Why do horses have far lower rates of age-onset diseases, such as aggressive cancers, than humans?

The question is being probed by Colorado State University Professor Gordon Woods, a specialist in equine reproduction.

Woods' laboratory is part of the College of Veterinary Medicine and Biomedical Sciences.

His team is conducting research on chemistry at the cellular level to help explain why horses enjoy such a low rate of metastatic (spreading) cancer and other age-onset diseases, such as diabetes and Alzheimer's disease, in comparison to humans.

The mortality rate for horses with metastatic cancer is 8% and 0% for prostate cancer. By comparison, the mortality rate in humans is about 24%, of which 13 to 14% is for prostate cancer.

In looking at the reasons behind that difference, the Woods laboratory honed in on calcium as a regulator of cell activity. It is well established that low calcium within a cell slows cell activity and high levels of calcium within the cell speeds cell activity.

The Woods team was the first to determine, however, that horses have a low intracellular calcium level and is currently studying how to use that as a way to increase their fertility.

Studies have shown that humans with age-onset diseases have a higher level of intracellular calcium.
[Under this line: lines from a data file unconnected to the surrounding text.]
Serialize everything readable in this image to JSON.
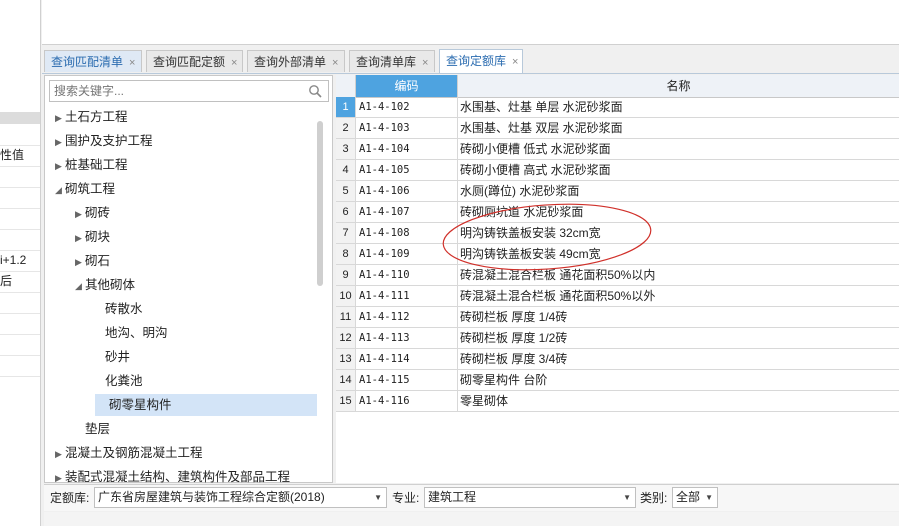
{
  "left_panel": {
    "rows": [
      {
        "text": ""
      },
      {
        "text": "性值"
      },
      {
        "text": ""
      },
      {
        "text": ""
      },
      {
        "text": ""
      },
      {
        "text": ""
      },
      {
        "text": "i+1.2"
      },
      {
        "text": "后"
      },
      {
        "text": ""
      },
      {
        "text": ""
      },
      {
        "text": ""
      },
      {
        "text": ""
      }
    ]
  },
  "tabs": [
    {
      "label": "查询匹配清单",
      "close": "×"
    },
    {
      "label": "查询匹配定额",
      "close": "×"
    },
    {
      "label": "查询外部清单",
      "close": "×"
    },
    {
      "label": "查询清单库",
      "close": "×"
    },
    {
      "label": "查询定额库",
      "close": "×"
    }
  ],
  "search": {
    "placeholder": "搜索关键字..."
  },
  "tree": [
    {
      "label": "土石方工程",
      "arrow": "▶"
    },
    {
      "label": "围护及支护工程",
      "arrow": "▶"
    },
    {
      "label": "桩基础工程",
      "arrow": "▶"
    },
    {
      "label": "砌筑工程",
      "arrow": "◢"
    },
    {
      "label": "砌砖",
      "arrow": "▶"
    },
    {
      "label": "砌块",
      "arrow": "▶"
    },
    {
      "label": "砌石",
      "arrow": "▶"
    },
    {
      "label": "其他砌体",
      "arrow": "◢"
    },
    {
      "label": "砖散水",
      "arrow": ""
    },
    {
      "label": "地沟、明沟",
      "arrow": ""
    },
    {
      "label": "砂井",
      "arrow": ""
    },
    {
      "label": "化粪池",
      "arrow": ""
    },
    {
      "label": "砌零星构件",
      "arrow": ""
    },
    {
      "label": "垫层",
      "arrow": ""
    },
    {
      "label": "混凝土及钢筋混凝土工程",
      "arrow": "▶"
    },
    {
      "label": "装配式混凝土结构、建筑构件及部品工程",
      "arrow": "▶"
    }
  ],
  "grid": {
    "headers": {
      "code": "编码",
      "name": "名称"
    },
    "rows": [
      {
        "no": "1",
        "code": "A1-4-102",
        "name": "水围基、灶基 单层 水泥砂浆面"
      },
      {
        "no": "2",
        "code": "A1-4-103",
        "name": "水围基、灶基 双层 水泥砂浆面"
      },
      {
        "no": "3",
        "code": "A1-4-104",
        "name": "砖砌小便槽 低式 水泥砂浆面"
      },
      {
        "no": "4",
        "code": "A1-4-105",
        "name": "砖砌小便槽 高式 水泥砂浆面"
      },
      {
        "no": "5",
        "code": "A1-4-106",
        "name": "水厕(蹲位) 水泥砂浆面"
      },
      {
        "no": "6",
        "code": "A1-4-107",
        "name": "砖砌厕坑道 水泥砂浆面"
      },
      {
        "no": "7",
        "code": "A1-4-108",
        "name": "明沟铸铁盖板安装 32cm宽"
      },
      {
        "no": "8",
        "code": "A1-4-109",
        "name": "明沟铸铁盖板安装 49cm宽"
      },
      {
        "no": "9",
        "code": "A1-4-110",
        "name": "砖混凝土混合栏板 通花面积50%以内"
      },
      {
        "no": "10",
        "code": "A1-4-111",
        "name": "砖混凝土混合栏板 通花面积50%以外"
      },
      {
        "no": "11",
        "code": "A1-4-112",
        "name": "砖砌栏板 厚度 1/4砖"
      },
      {
        "no": "12",
        "code": "A1-4-113",
        "name": "砖砌栏板 厚度 1/2砖"
      },
      {
        "no": "13",
        "code": "A1-4-114",
        "name": "砖砌栏板 厚度 3/4砖"
      },
      {
        "no": "14",
        "code": "A1-4-115",
        "name": "砌零星构件 台阶"
      },
      {
        "no": "15",
        "code": "A1-4-116",
        "name": "零星砌体"
      }
    ]
  },
  "bottom": {
    "quota_label": "定额库:",
    "quota_value": "广东省房屋建筑与装饰工程综合定额(2018)",
    "major_label": "专业:",
    "major_value": "建筑工程",
    "category_label": "类别:",
    "category_value": "全部"
  },
  "colors": {
    "accent": "#4ea3e0",
    "tab_text": "#2b6cb0",
    "annotation": "#d0302a"
  }
}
The next steps for Woods' team include studying the impact of increased intracellular calcium on horse fertility, and in the long term, studying the effect of reduced intracellular calcium in humans with age-onset diseases.

His research has received $US1.14 million in support in the last two years.

A total of $US1 million has come from Jess Jackson - majority owner of Curlin, 2007 and 2008 Horse of the Year.

Working with Jackson, the Rood & Riddle Equine Hospital, founded by Dr Bill Rood and Dr Tom Riddle in Lexington, Kentucky in 1986, last month contributed $US140,000 to the Woods Laboratory.

"These gifts demonstrate the strong generosity of spirit and commitment to excellence that both Mr Jackson and Drs Rood and Riddle bring to their own work and involvement in the equine industry," Woods said.

"Their investment in this programme will help take our research to the next important level in terms of understanding the biochemical causes of subfertility in stallions and cancer in humans."

Jackson said: "My family and I are proud to support DrWoods in his research. Dr Woods and his team have produced some very exciting results. We need this type of unfiltered, pure research that hopefully will lead to containment and cures of cancer and other catastrophic diseases."

Bill Rood added: "It is important for us to give back to a profession that has given so much to us. We're thrilled that we can not only help horses, but potentially advance human medicine."